Why David Willetts is not a ‘latent snob’

It is difficult not to be cynical about the Universities Minister’s recent exhortation to institutions to address the underrepresentation of white working-class boys in higher education. It may have coincided with the release of a depressing downturn in applications in the 2013 UCAS cycle, but the timing was surely no coincidence as BIS looked to deflect attention from another indication of the unfolding tragedy befalling English HE post-Browne. Timing aside though, David Willetts has a point: white working-class boys are one of the most under-represented groups among undergraduate entrants and his intervention prompted some very interesting responses. Conor Ryan of the Sutton Trust gave a summary of the research evidence in his blog and pointed out that only half as many boys as girls apply to Sutton Trust summer schools. Patrick McGhee, VC of the University of East London, outlined seven practical steps which would help improve working-class boys’ higher education participation (for all ethnic groups). I should declare an interest here – I was a white working-class boy. In case you are now thinking “well-he-would-say-that-wouldn’t-he?” I also appreciated Janet Beer’s corrective which counselled of the danger in focussing on any one group (and particularly her point that women are disadvantaged in progressing to higher degrees – another topic for a future blog post).

However, for me the most interesting and thought-provoking response came from an MP I’d never heard of before: Brian Binley, vice-chair of the BIS Select Committee and the Conservative member for Northampton South. His blog on the subject is largely party-political invective against New Labour higher education policy and manages to contradict itself within the space of a paragraph. However there are two interesting things about it: it accuses Willetts of peddling an “elitist authoritarian fantasy”; and complains about a broader educational snobbery (of which Willetts is, by implication, guilty). For instance:

what these learned people need to remember is simple: there is nothing wrong with not having a degree, or opting for vocational training in place of university post-nominal distinctions

and elsewhere:

my contemporaries and I didn’t need a worthy professor shedding tears that we were able to make our way in the world without his impressive post-nominal accoutrements.
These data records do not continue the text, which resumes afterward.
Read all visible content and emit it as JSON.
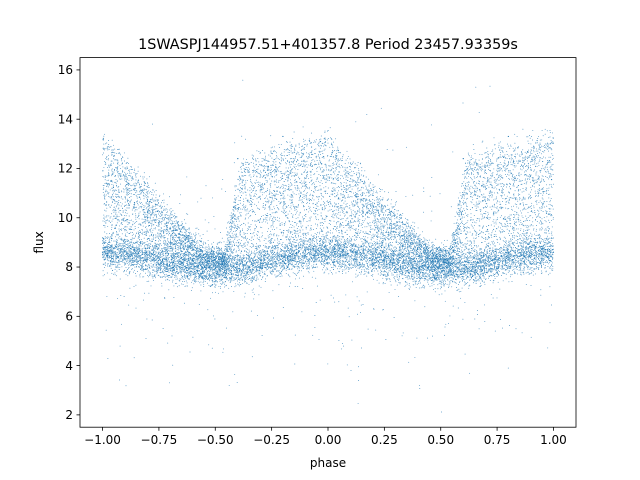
{
  "chart_data": {
    "type": "scatter",
    "title": "1SWASPJ144957.51+401357.8 Period 23457.93359s",
    "xlabel": "phase",
    "ylabel": "flux",
    "xlim": [
      -1.1,
      1.1
    ],
    "ylim": [
      1.5,
      16.5
    ],
    "x_ticks": [
      -1.0,
      -0.75,
      -0.5,
      -0.25,
      0.0,
      0.25,
      0.5,
      0.75,
      1.0
    ],
    "x_tick_labels": [
      "−1.00",
      "−0.75",
      "−0.50",
      "−0.25",
      "0.00",
      "0.25",
      "0.50",
      "0.75",
      "1.00"
    ],
    "y_ticks": [
      2,
      4,
      6,
      8,
      10,
      12,
      14,
      16
    ],
    "y_tick_labels": [
      "2",
      "4",
      "6",
      "8",
      "10",
      "12",
      "14",
      "16"
    ],
    "grid": false,
    "point_color": "#1f77b4",
    "sample_points": [
      {
        "phase": -1.0,
        "flux": 8.6
      },
      {
        "phase": -0.95,
        "flux": 12.5
      },
      {
        "phase": -0.75,
        "flux": 8.9
      },
      {
        "phase": -0.5,
        "flux": 8.3
      },
      {
        "phase": -0.4,
        "flux": 12.4
      },
      {
        "phase": -0.2,
        "flux": 13.3
      },
      {
        "phase": 0.0,
        "flux": 8.6
      },
      {
        "phase": 0.25,
        "flux": 8.8
      },
      {
        "phase": 0.5,
        "flux": 8.3
      },
      {
        "phase": 0.6,
        "flux": 12.4
      },
      {
        "phase": 0.8,
        "flux": 13.3
      },
      {
        "phase": 1.0,
        "flux": 8.6
      }
    ]
  }
}
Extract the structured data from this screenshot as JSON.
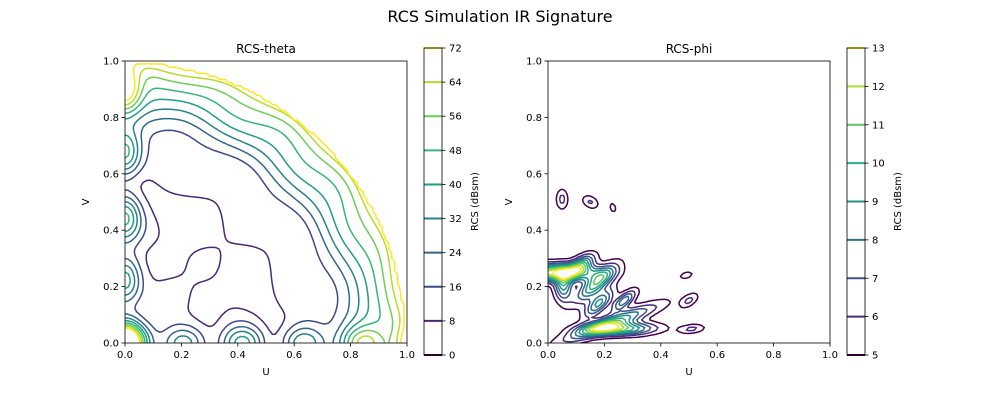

On the face of it, standard British anti-intellectual fare plus the University-of-Life trope which anyone with a degree and an aged uncle has heard at some point before. The accusation of snobbery is misplaced: if Willetts was not discussing widening participation in any way or suggesting that university is ‘not for the likes of’ some people, that would be snobbery.

But behind Binley’s complaint is a more profound point and one which my students return to again and again in discussing educational and social change and the huge rise in university enrolments over the last few decades. In the 21st century, educational qualifications have come to monopolise the path to success. Sure, there are exceptions, but they are increasingly rare and usually limited to particular fields – football, the odd businessperson, some of the entertainment industry. To ‘get on’ in most other areas basic educational qualifications are essential and higher education increasingly important. Young people are subject to what Alison Wolf calls “the tyranny of numbers” – not going to university is, despite the exorbitant cost, an unpalatable option. Some of those who don’t go ‘make it’, but most don’t. Many of those who do go don’t want to and/or don’t make it, but on the whole the odds are stacked in favour of the educated. In particular, making it to Westminster as an MP is increasingly a graduate’s game and so Brian Binley’s trajectory is likely to be far less common in the future.

We might have different views on whether this is a good thing or not and regret the shrivelling of non-university routes to success, with all that entails for the character of public life. That it is happening, and happening the world over though is surely a matter of fact rather than opinion. The sociologist David P. Baker has argued that modern society is a schooled society – that institutionalised education was not only a catalyst for societal transformation but that schooling (and higher education) has come to characterise the form of society we now inhabit. Generalised academic intelligence, for better or worse, has become a central measure of worth in a way analogous to the place of military prowess in medieval feudalism. It’s a polemical view, but one which I think has considerable merit. In the light of this pervasive ‘educationalisation’ of society then, the call to increase the participation of white working-class boys in higher education is not snobbery, but enlightened realpolitik.

3 Comments

Filed under Higher education policy, Schooled society, UK, Widening participation

3 responses to “Why David Willetts is not a ‘latent snob’

  1. Shortly after his blog about David Willetts appeared, Brian Binley announced that he has been diagnosed with cancer. I wish him well.

  2. Reblogged this on thelearningprofessor and commented:
    The issue of gender in higher education is always controversial. Add social class to the mix, and throw in a gender perspective that focuses on males, and you can guarantee to generate heat, but not necessarily light. I liked this thoughtful and careful approach, at least as a way of opening up the issues for debate.

  3. I find it worrying that Willetts is racialising what is fundamentally a question of class. As Janet Beer points out, BME students are also underachieving.